Les Amis de la Terre Midi-Pyrénées, tout comme les Amis de la Terre France, sont favorables au développement des énergies renouvelables (EnR), mais pas dans n’importe quelles conditions. Un groupe de travail réunissant des membres des Amis de la Terre de toute la France prépare d’ailleurs une position de l’association sur le sujet, ce qui est loin d’être simple ! Les projets de parcs photovoltaïques au sol sur les espaces naturels et agricoles se multiplient à la fois parce qu’ils peuvent représenter une aubaine pour leurs propriétaires (petites communes et agriculteurs) et parce que la rentabilité des projets est globalement moindre sur les espaces urbanisés (montage du projet plus complexe, surfaces plus petites…). Adoptée le 10 mars 2023, la loi relative à l’accélération de la production d’énergies renouvelables fait beaucoup parler d’elle. Quelle est sa raison d’être ? Aura-t-elle pour conséquence la multiplication de projets non vertueux ou, au contraire, encadrera-t-elle mieux le développement des EnR ? Quels sont les acteurs impliqués dans l’élaboration des fameuses zones d’accélération des énergies renouvelables ? Quel rôle occupera la société civile dans ce processus ?

1. Pourquoi cette loi ?
La loi vise à créer un cadre réglementaire et fiscal qui :
- permet de s’assurer que les objectifs quantitatifs définis par la PPE (Programmation Pluriannuelle de l’Energie) seront atteints,
- encadre ce développement en mêlant interdictions dans certains secteurs, obligations d’installation dans d’autres et règles de priorités,
- donne de la visibilité aux acteurs de l’énergie et des avantages financiers
- facilite leurs démarches administratives et limite le risque de contentieux.
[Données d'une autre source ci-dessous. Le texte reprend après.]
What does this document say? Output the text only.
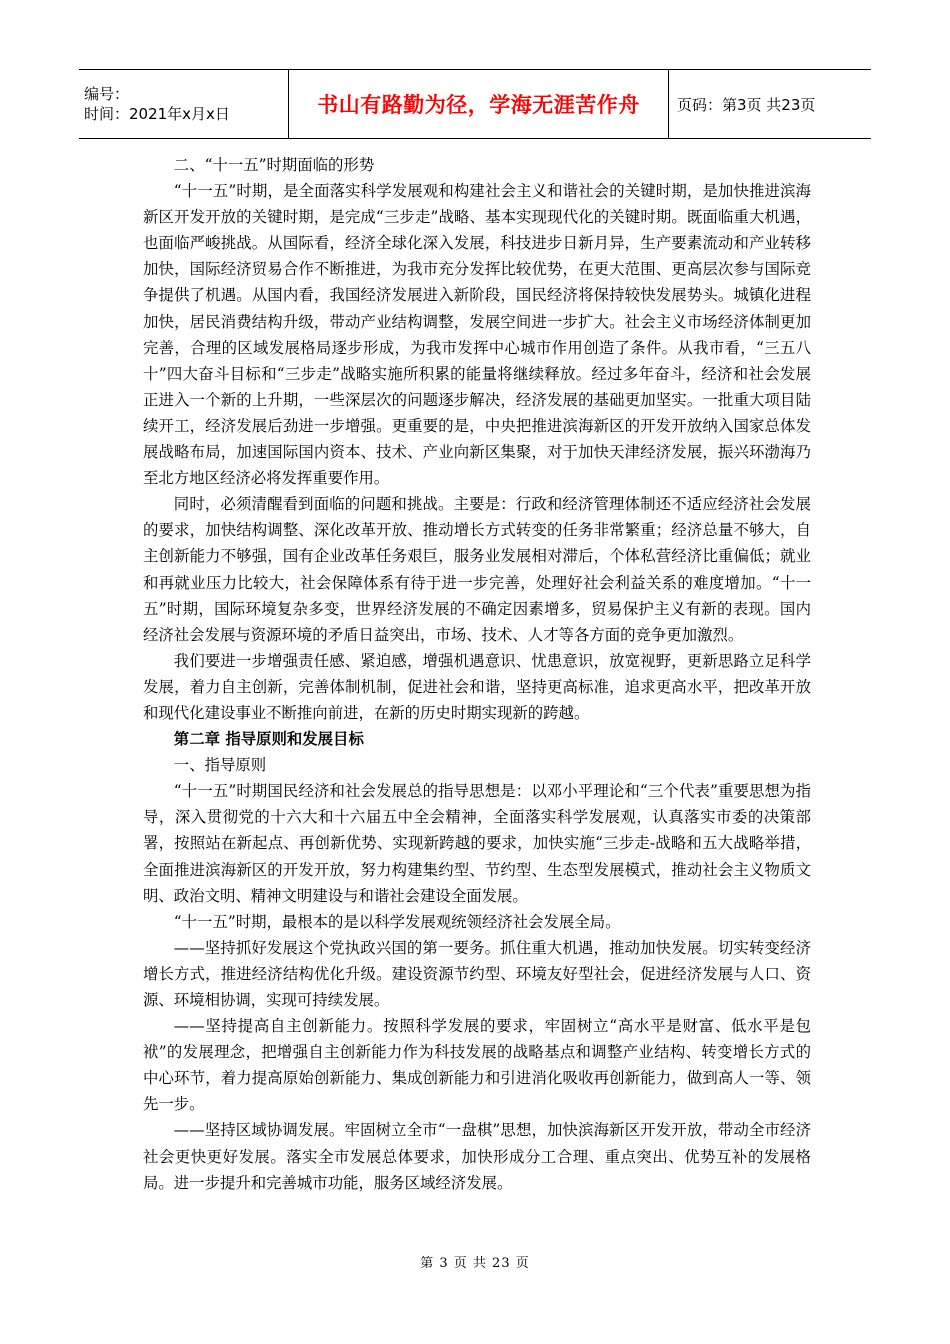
编号：
时间：2021年x月x日	书山有路勤为径，学海无涯苦作舟	页码：第3页 共23页

二、“十一五”时期面临的形势

“十一五”时期，是全面落实科学发展观和构建社会主义和谐社会的关键时期，是加快推进滨海新区开发开放的关键时期，是完成“三步走”战略、基本实现现代化的关键时期。既面临重大机遇，也面临严峻挑战。从国际看，经济全球化深入发展，科技进步日新月异，生产要素流动和产业转移加快，国际经济贸易合作不断推进，为我市充分发挥比较优势，在更大范围、更高层次参与国际竞争提供了机遇。从国内看，我国经济发展进入新阶段，国民经济将保持较快发展势头。城镇化进程加快，居民消费结构升级，带动产业结构调整，发展空间进一步扩大。社会主义市场经济体制更加完善，合理的区域发展格局逐步形成，为我市发挥中心城市作用创造了条件。从我市看，“三五八十”四大奋斗目标和“三步走”战略实施所积累的能量将继续释放。经过多年奋斗，经济和社会发展正进入一个新的上升期，一些深层次的问题逐步解决，经济发展的基础更加坚实。一批重大项目陆续开工，经济发展后劲进一步增强。更重要的是，中央把推进滨海新区的开发开放纳入国家总体发展战略布局，加速国际国内资本、技术、产业向新区集聚，对于加快天津经济发展，振兴环渤海乃至北方地区经济必将发挥重要作用。

同时，必须清醒看到面临的问题和挑战。主要是：行政和经济管理体制还不适应经济社会发展的要求，加快结构调整、深化改革开放、推动增长方式转变的任务非常繁重；经济总量不够大，自主创新能力不够强，国有企业改革任务艰巨，服务业发展相对滞后，个体私营经济比重偏低；就业和再就业压力比较大，社会保障体系有待于进一步完善，处理好社会利益关系的难度增加。“十一五”时期，国际环境复杂多变，世界经济发展的不确定因素增多，贸易保护主义有新的表现。国内经济社会发展与资源环境的矛盾日益突出，市场、技术、人才等各方面的竞争更加激烈。

我们要进一步增强责任感、紧迫感，增强机遇意识、忧患意识，放宽视野，更新思路立足科学发展，着力自主创新，完善体制机制，促进社会和谐，坚持更高标准，追求更高水平，把改革开放和现代化建设事业不断推向前进，在新的历史时期实现新的跨越。

第二章 指导原则和发展目标

一、指导原则

“十一五”时期国民经济和社会发展总的指导思想是：以邓小平理论和“三个代表”重要思想为指导，深入贯彻党的十六大和十六届五中全会精神，全面落实科学发展观，认真落实市委的决策部署，按照站在新起点、再创新优势、实现新跨越的要求，加快实施“三步走-战略和五大战略举措，全面推进滨海新区的开发开放，努力构建集约型、节约型、生态型发展模式，推动社会主义物质文明、政治文明、精神文明建设与和谐社会建设全面发展。

“十一五”时期，最根本的是以科学发展观统领经济社会发展全局。

——坚持抓好发展这个党执政兴国的第一要务。抓住重大机遇，推动加快发展。切实转变经济增长方式，推进经济结构优化升级。建设资源节约型、环境友好型社会，促进经济发展与人口、资源、环境相协调，实现可持续发展。

——坚持提高自主创新能力。按照科学发展的要求，牢固树立“高水平是财富、低水平是包袱”的发展理念，把增强自主创新能力作为科技发展的战略基点和调整产业结构、转变增长方式的中心环节，着力提高原始创新能力、集成创新能力和引进消化吸收再创新能力，做到高人一等、领先一步。

——坚持区域协调发展。牢固树立全市“一盘棋”思想，加快滨海新区开发开放，带动全市经济社会更快更好发展。落实全市发展总体要求，加快形成分工合理、重点突出、优势互补的发展格局。进一步提升和完善城市功能，服务区域经济发展。

第 3 页 共 23 页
2. Comment doit se réaliser l’atteinte des objectifs définis par la PPE ?
La nouvelle Programmation Pluriannuelle de l’Énergie (PPE) nationale – ou PPE3 - sera adoptée fin 2024. Dans les 2 mois qui suivent, des instances particulières, les comités régionaux de l’énergie (CRE) devront faire des propositions d’objectifs régionaux de développement des énergies renouvelables (cf ci-dessous). Ainsi, les objectifs régionaux déclinant la nouvelle PPE seront fixés mi-2024.

Dès début 2024, les communes devront proposer une cartographie des zones d’accélération des énergies renouvelables (ZAENR). Pour ce faire, l’État met un certain nombre d’informations et d’outils à leur disposition. Par ailleurs, l’élaboration de ces cartographies sera réalisée en concertation avec les établissements publics intercommunaux et la population. Ce travail sera compilé et validé par un référent préfectoral, après avis du CRE.

Le travail d’élaboration des ZAENR débutera donc bien avant la définition des nouveaux objectifs de la PPE3, mais ses premières orientations sont connues depuis juin 2023.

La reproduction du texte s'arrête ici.